Today we celebrate the martyrdom of St John the Baptist. He is the only saint in the calendar (apart from St Joseph and of course Our Lady) who have more than one feast. One, in August, celebrates his death, and one, in June, celebrates his birth. And this is as it should be, for as Christ himself said, John was the greatest of the sons of men. It is worth noting that his death did not come about because of his direct witness to Christ. That wouldn’t have bothered Herod too much in itself. His death came about as a result to his witness to marriage and what constitutes its validity under the Law of Moses. This thorny issue of what constitutes true marriage would surface again at the time of the English Reformation and in our own time in the legalisation of homosexual ‘marriage’. In the UK where this has happened, a man in such a homosexual union can label himself as a ‘wife’ and a woman can correspondingly label herself as a ‘husband’.

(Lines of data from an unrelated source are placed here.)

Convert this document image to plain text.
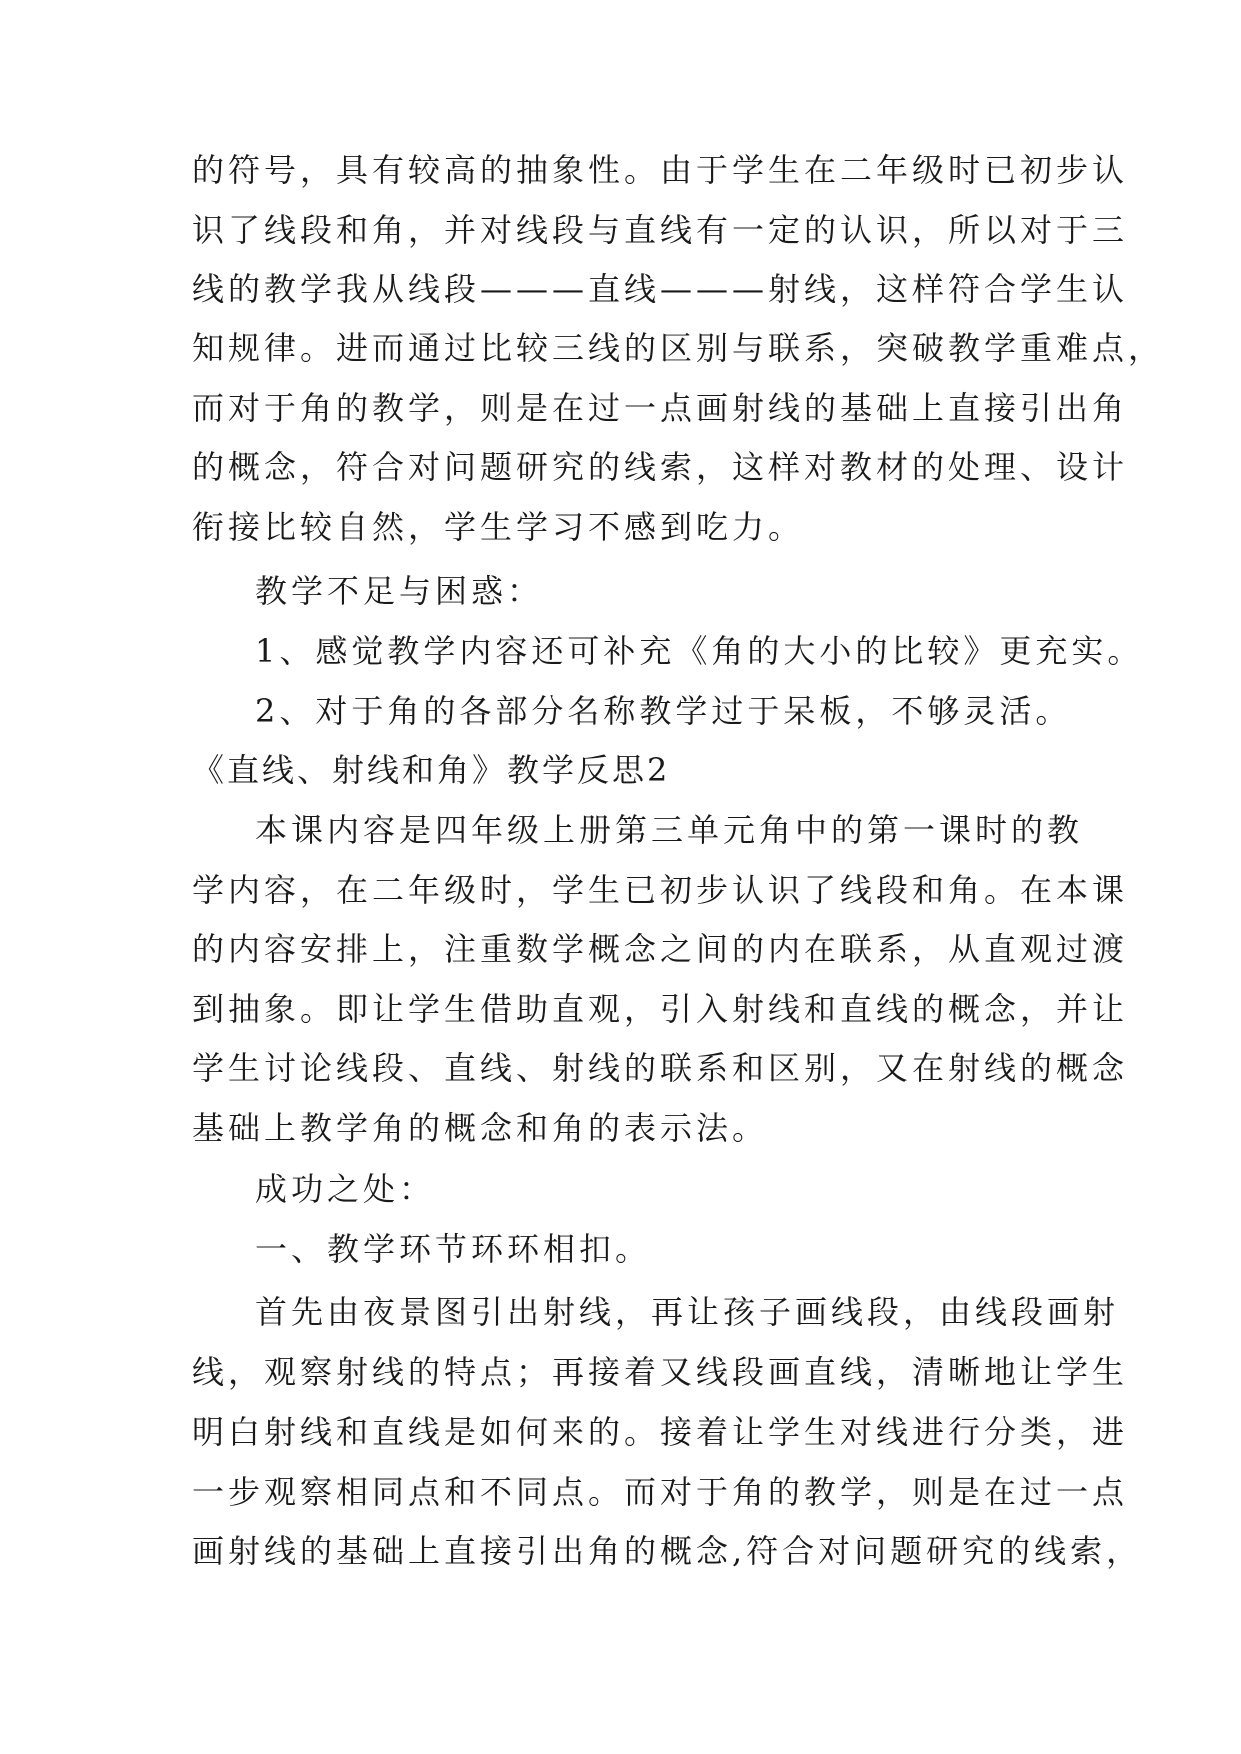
的符号，具有较高的抽象性。由于学生在二年级时已初步认
识了线段和角，并对线段与直线有一定的认识，所以对于三
线的教学我从线段———直线———射线，这样符合学生认
知规律。进而通过比较三线的区别与联系，突破教学重难点，
而对于角的教学，则是在过一点画射线的基础上直接引出角
的概念，符合对问题研究的线索，这样对教材的处理、设计
衔接比较自然，学生学习不感到吃力。
教学不足与困惑：
1、感觉教学内容还可补充《角的大小的比较》更充实。
2、对于角的各部分名称教学过于呆板，不够灵活。
《直线、射线和角》教学反思2
本课内容是四年级上册第三单元角中的第一课时的教
学内容，在二年级时，学生已初步认识了线段和角。在本课
的内容安排上，注重数学概念之间的内在联系，从直观过渡
到抽象。即让学生借助直观，引入射线和直线的概念，并让
学生讨论线段、直线、射线的联系和区别，又在射线的概念
基础上教学角的概念和角的表示法。
成功之处：
一、教学环节环环相扣。
首先由夜景图引出射线，再让孩子画线段，由线段画射
线，观察射线的特点；再接着又线段画直线，清晰地让学生
明白射线和直线是如何来的。接着让学生对线进行分类，进
一步观察相同点和不同点。而对于角的教学，则是在过一点
画射线的基础上直接引出角的概念,符合对问题研究的线索，
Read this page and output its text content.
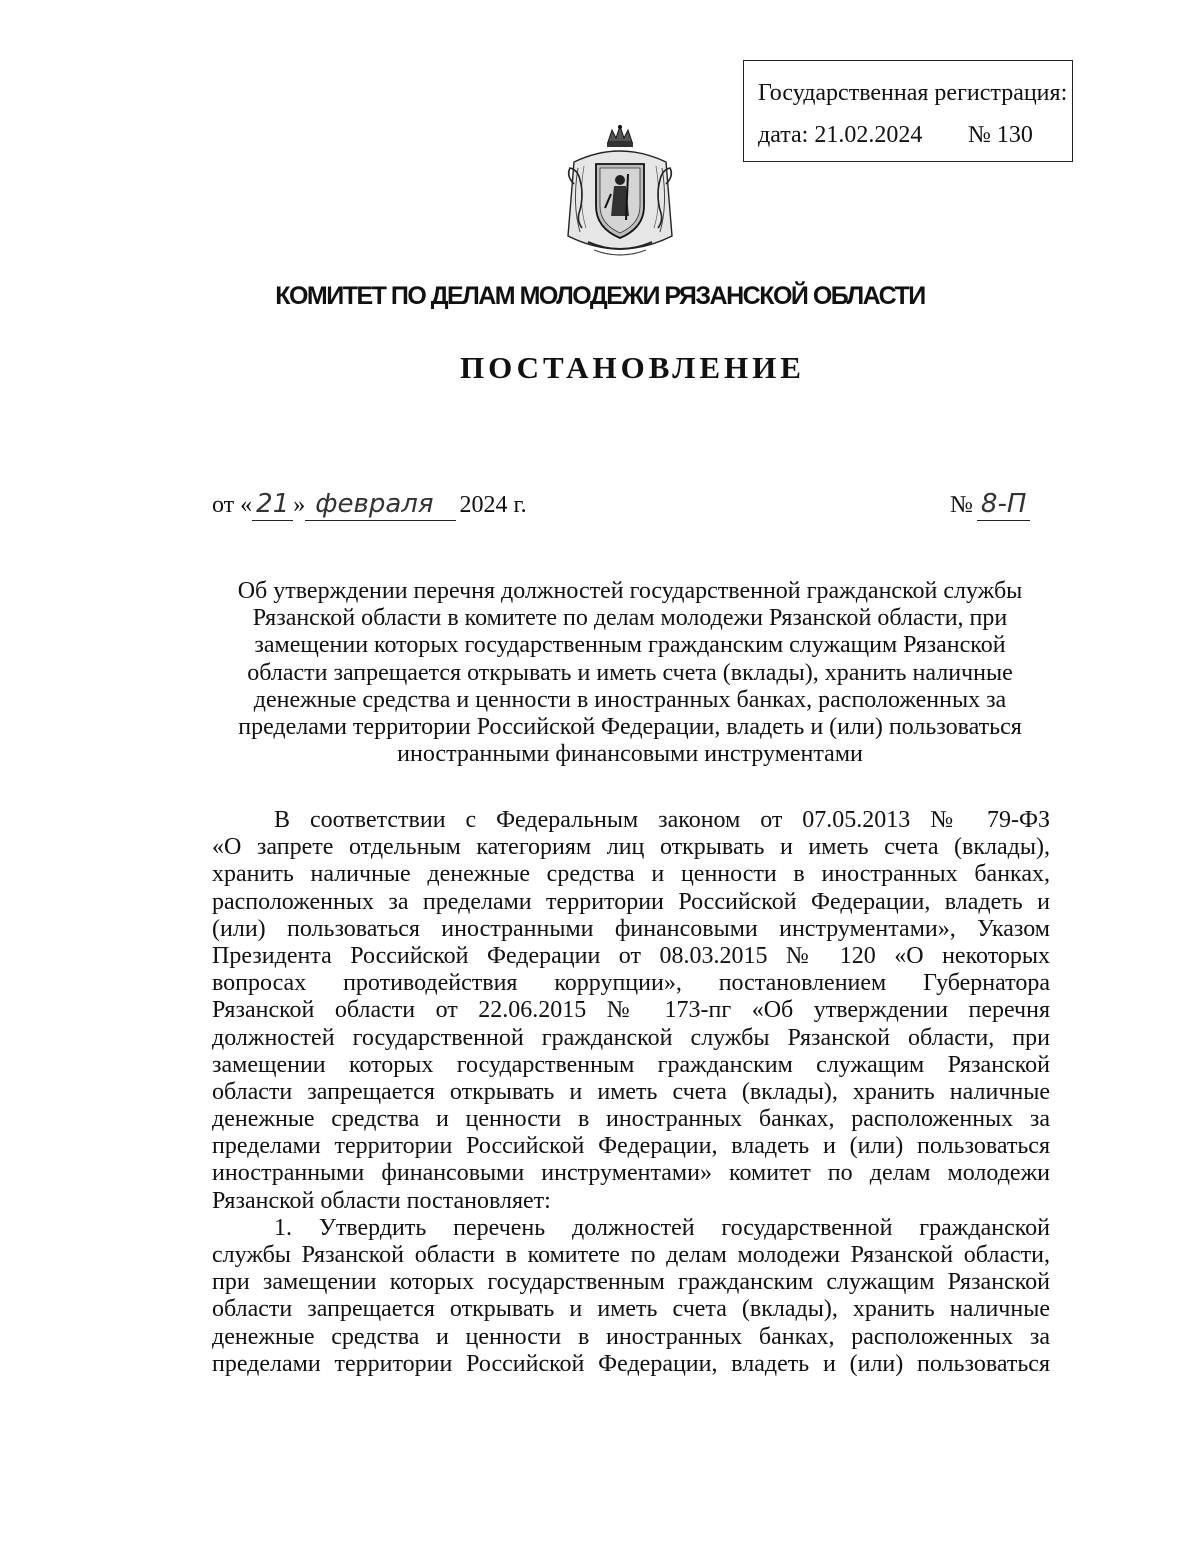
Государственная регистрация:
дата: 21.02.2024 № 130
КОМИТЕТ ПО ДЕЛАМ МОЛОДЕЖИ РЯЗАНСКОЙ ОБЛАСТИ
ПОСТАНОВЛЕНИЕ
от « 21 » февраля	2024 г.	№ 8-П
Об утверждении перечня должностей государственной гражданской службы
Рязанской области в комитете по делам молодежи Рязанской области, при
замещении которых государственным гражданским служащим Рязанской
области запрещается открывать и иметь счета (вклады), хранить наличные
денежные средства и ценности в иностранных банках, расположенных за
пределами территории Российской Федерации, владеть и (или) пользоваться
иностранными финансовыми инструментами
В соответствии с Федеральным законом от 07.05.2013 № 79-ФЗ
«О запрете отдельным категориям лиц открывать и иметь счета (вклады),
хранить наличные денежные средства и ценности в иностранных банках,
расположенных за пределами территории Российской Федерации, владеть и
(или) пользоваться иностранными финансовыми инструментами», Указом
Президента Российской Федерации от 08.03.2015 № 120 «О некоторых
вопросах противодействия коррупции», постановлением Губернатора
Рязанской области от 22.06.2015 № 173-пг «Об утверждении перечня
должностей государственной гражданской службы Рязанской области, при
замещении которых государственным гражданским служащим Рязанской
области запрещается открывать и иметь счета (вклады), хранить наличные
денежные средства и ценности в иностранных банках, расположенных за
пределами территории Российской Федерации, владеть и (или) пользоваться
иностранными финансовыми инструментами» комитет по делам молодежи
Рязанской области постановляет:
1. Утвердить перечень должностей государственной гражданской
службы Рязанской области в комитете по делам молодежи Рязанской области,
при замещении которых государственным гражданским служащим Рязанской
области запрещается открывать и иметь счета (вклады), хранить наличные
денежные средства и ценности в иностранных банках, расположенных за
пределами территории Российской Федерации, владеть и (или) пользоваться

St John the Baptist was the greatest, but also the most tragic of figures. A prophet from before his birth, leaping in the womb to announce the coming of the incarnate God, his task was to proclaim the fulfilment of all prophecies – and thus his own obsolescence. And he did it: with unequalled courage he spread the news that he, the greatest of all men, was the least in the kingdom of heaven. His disciples (and the devil) would have preferred him to fight, to build his sect, to defeat this upstart Jesus of Nazareth whom he himself had baptized, to seize his place in history. But he did not – and so, rightly, he has his place, and he has glory in heaven. This is noted in today’s liturgy by the Communion Antiphon “He [Jesus] must increase; but I must decrease.” (Jn 3:30) (Taken from Universalis.)
In today’s Office of Readings, we have a homily of St Bede the Venerable on the Baptist’s life.
“As forerunner of our Lord’s birth, preaching and death, the blessed John showed in his struggle a goodness worthy of the sight of heaven. In the words of Scripture: Though in the sight of men he suffered torments, his hope is full of immortality. We justly commemorate the day of his birth [entry into eternal life] with a joyful celebration, a day which he himself made festive for us through his suffering and which he adorned with the crimson splendour of his own blood. We do rightly revere his memory with joyful hearts, for he stamped with the seal of martyrdom the testimony which he delivered on behalf of our Lord.
“There is no doubt that blessed John suffered imprisonment and chains as a witness to our Redeemer, whose forerunner he was, and gave his life for him. His persecutor had demanded not that he should deny Christ, but only that he should keep silent about the truth. Nevertheless, he died for Christ. Does Christ not say: I am the truth? Therefore, because John shed his blood for the truth, he surely died for Christ.